We’ve Always Lived in “These Uncertain Times”
In these uncertain times, the only certainty we have is a lack of it.
There’s a phrase I keep hearing about the current state of global crisis: “in these uncertain times.” From how to prepare our finances in uncertain times to how to support small businesses in uncertain times to how to cope with uncertainty in uncertain times, there’s one thing that’s clear:
These times? They’re uncertain.
I understand the reliance on this phrase. When we don’t know who’s sick and who isn’t, if we’re about to get laid off from our jobs, how long this pandemic will last, or how many lives we’ll lose along the way, the number of question marks hanging over our heads feels paralyzing.
And humans? We don’t like uncertainty. In fact, we’d rather know we’re going to experience something painful than face the uncertainty of not knowing what’s coming. In a 2016 study published by Nature Research, participants played a computer game that involved turning over rocks. If the upturned rock revealed a snake, the player would receive an electric shock. As the game progressed and patterns emerged, participants would become more confident in which rocks would reveal snakes (and shocks). Yet researchers found that it wasn’t when players turned over rocks they knew would result in shocks that caused the most symptoms of stress — it was when they turned over rocks and had no idea what they’d find beneath them.
In some ways, that’s been the scariest part of this pandemic. The uncertainty of how bad this is going to get. The uncertainty of how bad it already is, without sufficient testing. The uncertainty of how many nasty shocks we’re going to get before this thing runs its course.

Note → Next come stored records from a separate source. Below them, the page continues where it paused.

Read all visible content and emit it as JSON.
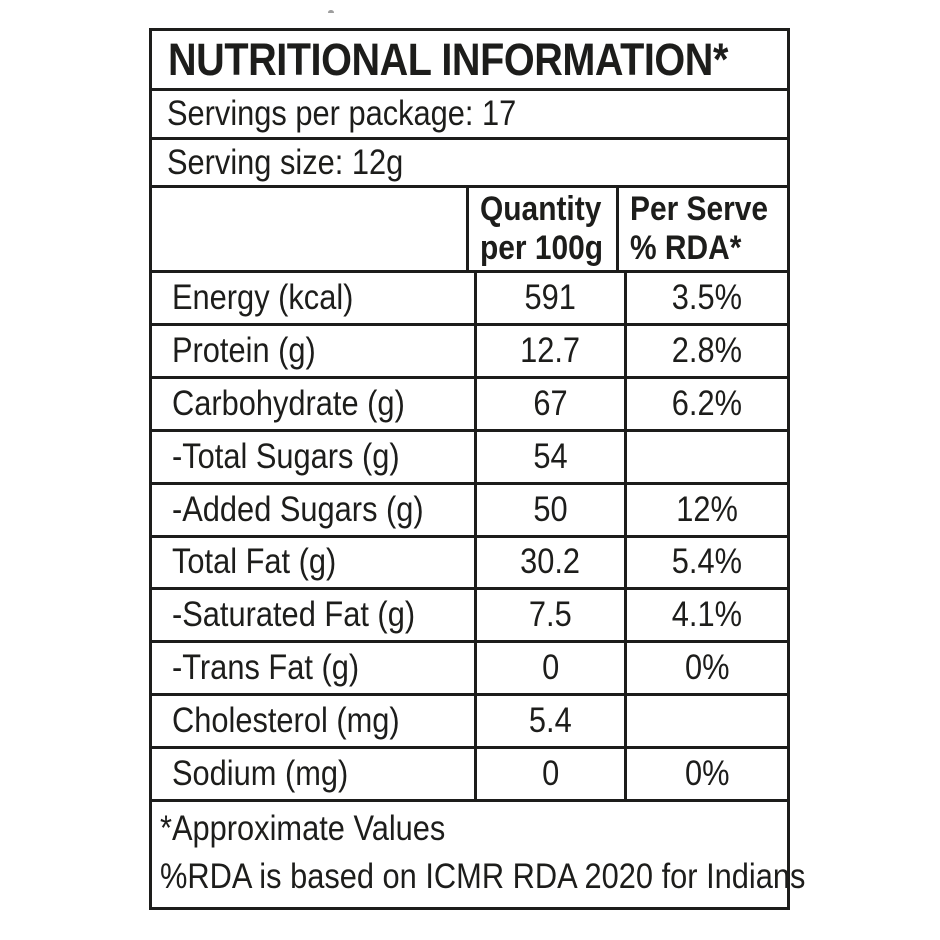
{
  "panel": {
    "title": "NUTRITIONAL INFORMATION*",
    "servings_line": "Servings per package: 17",
    "serving_size_line": "Serving size: 12g",
    "columns": {
      "nutrient_header": "",
      "quantity_line1": "Quantity",
      "quantity_line2": "per 100g",
      "per_serve_line1": "Per Serve",
      "per_serve_line2": "% RDA*"
    },
    "rows": [
      {
        "nutrient": "Energy (kcal)",
        "quantity": "591",
        "rda": "3.5%"
      },
      {
        "nutrient": "Protein (g)",
        "quantity": "12.7",
        "rda": "2.8%"
      },
      {
        "nutrient": "Carbohydrate (g)",
        "quantity": "67",
        "rda": "6.2%"
      },
      {
        "nutrient": "-Total Sugars (g)",
        "quantity": "54",
        "rda": ""
      },
      {
        "nutrient": "-Added Sugars (g)",
        "quantity": "50",
        "rda": "12%"
      },
      {
        "nutrient": "Total Fat (g)",
        "quantity": "30.2",
        "rda": "5.4%"
      },
      {
        "nutrient": "-Saturated Fat (g)",
        "quantity": "7.5",
        "rda": "4.1%"
      },
      {
        "nutrient": "-Trans Fat (g)",
        "quantity": "0",
        "rda": "0%"
      },
      {
        "nutrient": "Cholesterol (mg)",
        "quantity": "5.4",
        "rda": ""
      },
      {
        "nutrient": "Sodium (mg)",
        "quantity": "0",
        "rda": "0%"
      }
    ],
    "footnotes": {
      "approx": "*Approximate Values",
      "rda_basis": "%RDA is based on ICMR RDA 2020 for Indians"
    },
    "colors": {
      "text": "#1d1d1b",
      "border": "#1d1d1b",
      "background": "#ffffff"
    }
  }
}
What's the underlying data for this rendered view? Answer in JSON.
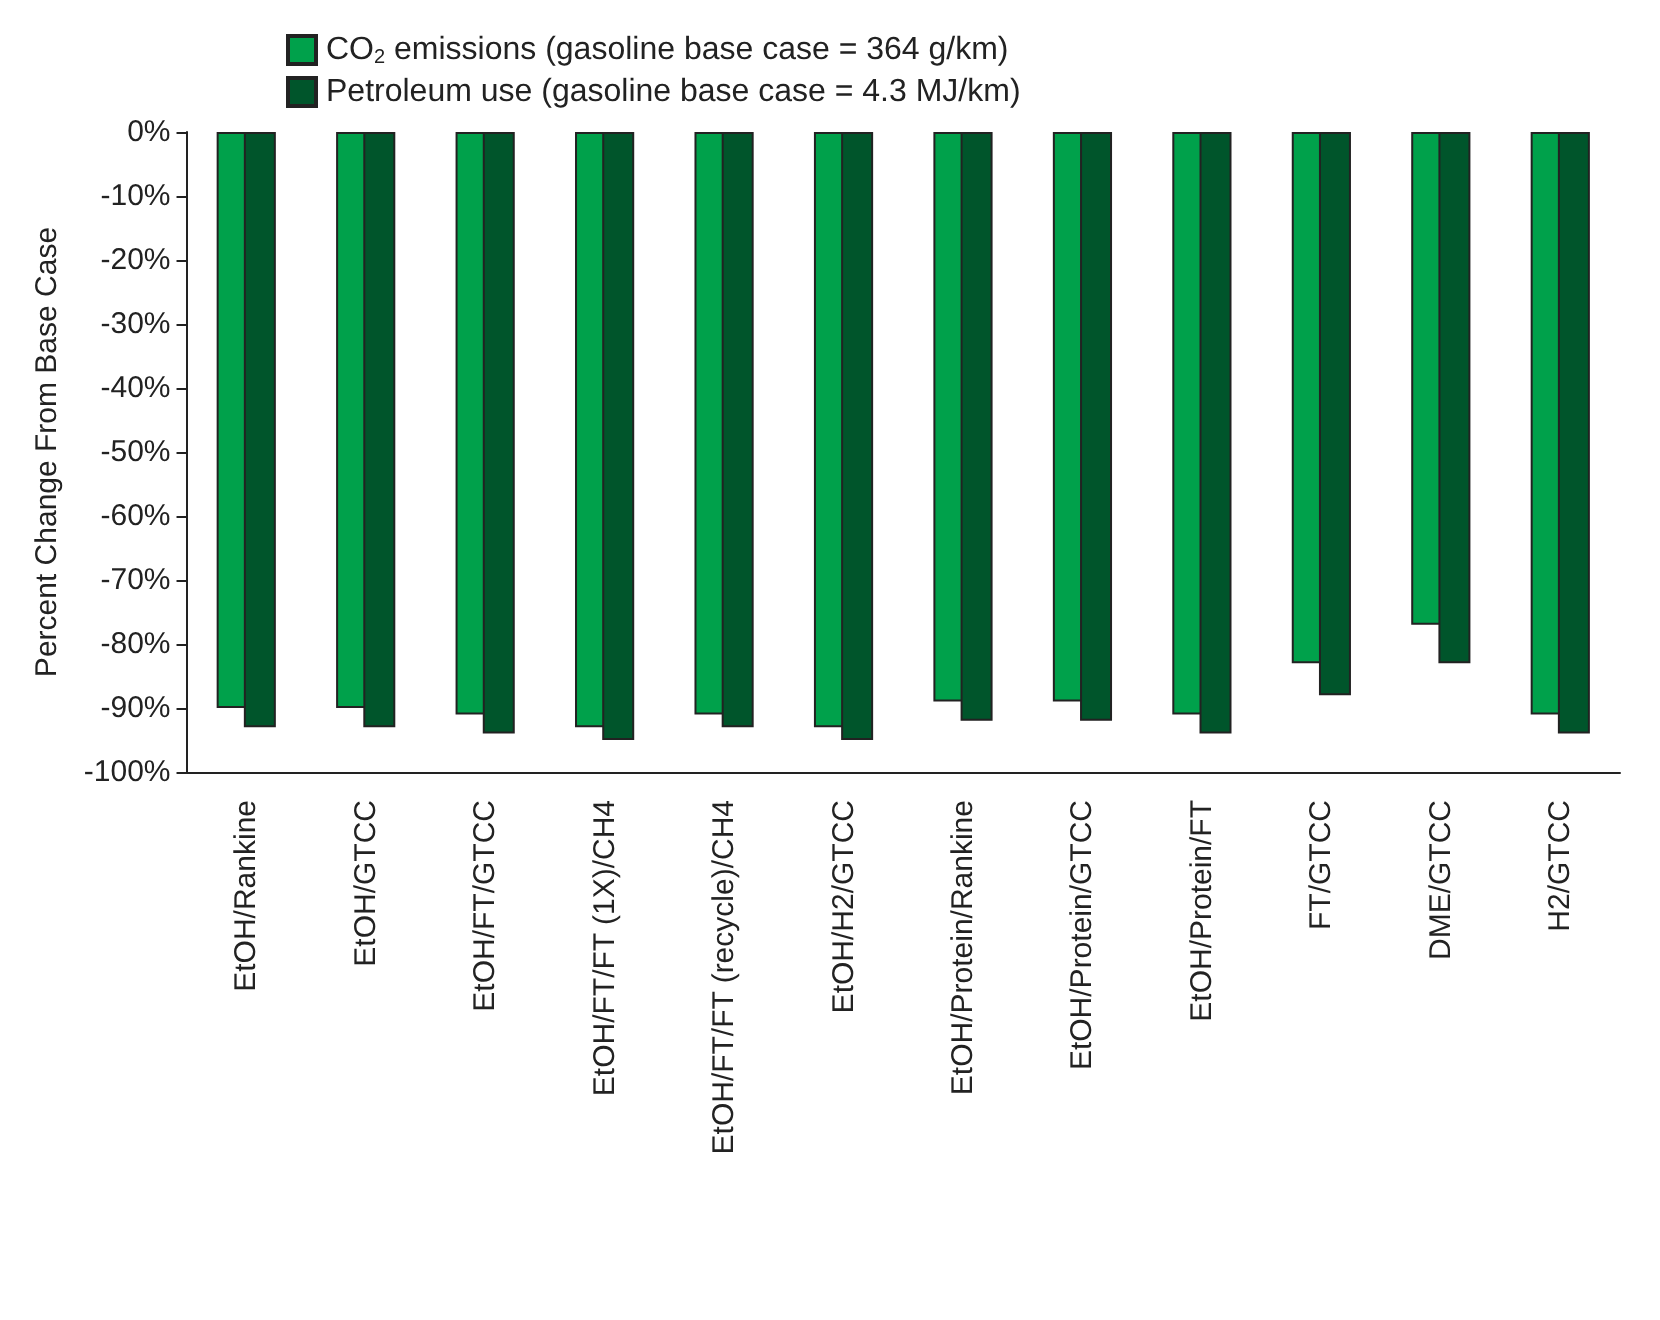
{
  "chart_data": {
    "type": "bar",
    "ylabel": "Percent Change From Base Case",
    "categories": [
      "EtOH/Rankine",
      "EtOH/GTCC",
      "EtOH/FT/GTCC",
      "EtOH/FT/FT (1X)/CH4",
      "EtOH/FT/FT (recycle)/CH4",
      "EtOH/H2/GTCC",
      "EtOH/Protein/Rankine",
      "EtOH/Protein/GTCC",
      "EtOH/Protein/FT",
      "FT/GTCC",
      "DME/GTCC",
      "H2/GTCC"
    ],
    "series": [
      {
        "name": "CO$_{2}$ emissions (gasoline base case = 364 g/km)",
        "color": "#00a14b",
        "values": [
          -90,
          -90,
          -91,
          -93,
          -91,
          -93,
          -89,
          -89,
          -91,
          -83,
          -77,
          -91
        ]
      },
      {
        "name": "Petroleum use (gasoline base case = 4.3 MJ/km)",
        "color": "#00552b",
        "values": [
          -93,
          -93,
          -94,
          -95,
          -93,
          -95,
          -92,
          -92,
          -94,
          -88,
          -83,
          -94
        ]
      }
    ],
    "ylim": [
      -100,
      0
    ],
    "yticks": [
      {
        "value": 0,
        "label": "0%"
      },
      {
        "value": -10,
        "label": "-10%"
      },
      {
        "value": -20,
        "label": "-20%"
      },
      {
        "value": -30,
        "label": "-30%"
      },
      {
        "value": -40,
        "label": "-40%"
      },
      {
        "value": -50,
        "label": "-50%"
      },
      {
        "value": -60,
        "label": "-60%"
      },
      {
        "value": -70,
        "label": "-70%"
      },
      {
        "value": -80,
        "label": "-80%"
      },
      {
        "value": -90,
        "label": "-90%"
      },
      {
        "value": -100,
        "label": "-100%"
      }
    ],
    "grid": false,
    "legend": "top left"
  }
}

And yet, while all this uncertainty is justifiably terrifying, calling our overall state “uncertain times” strikes me as odd. Because all time is uncertain.
Just ask anyone who’s ever lost a loved one in a car accident, or watched their house burn down in a gas fire. Earlier this month, I was living it up in Nashville, just days before a series of tornadoes swept away thousands of businesses and homes. Earlier this week, I learned that a friend’s boyfriend had passed away, after being diagnosed with cancer a few short months ago.
For better or for worse, we never know what the future holds, but as humans who crave consistency, we tend to conflate normalcy with certainty. We think that as long as it’s business as usual — as long as we can go about our “normal” lives — we can have confidence that business as usual will continue ad infinitum. When no major disasters are taking place, we get lulled into thinking the future is certain — that we’ll wake up in the morning, that we won’t get hit by a car on our way to work, that we won’t get fired, that we won’t pick up some terrible disease from the bacteria living on our computer keyboards. But the future is never certain — and we’re fortunate any time we get to pretend like it is.
A pandemic like this one has the effect of throwing our total lack of certainty that everything’s going to be alright into sharp relief. In reality, we have no more control over the scary shocks we feel now than we do when things are “normal,” as easy as it is to forget that. (That doesn’t mean we shouldn’t still stay home and wash our hands, though. Stay home. Wash your hands. Flatten the curve.)
It’s not a particularly comforting thought to dwell on — that nothing is in our control, now or ever. But maybe we can find solace in the fact that yes, these are uncertain times, but they always are. And maybe, while absolutely nothing feels “normal” right now, we can take comfort in the uncertainty itself as the only normal we have.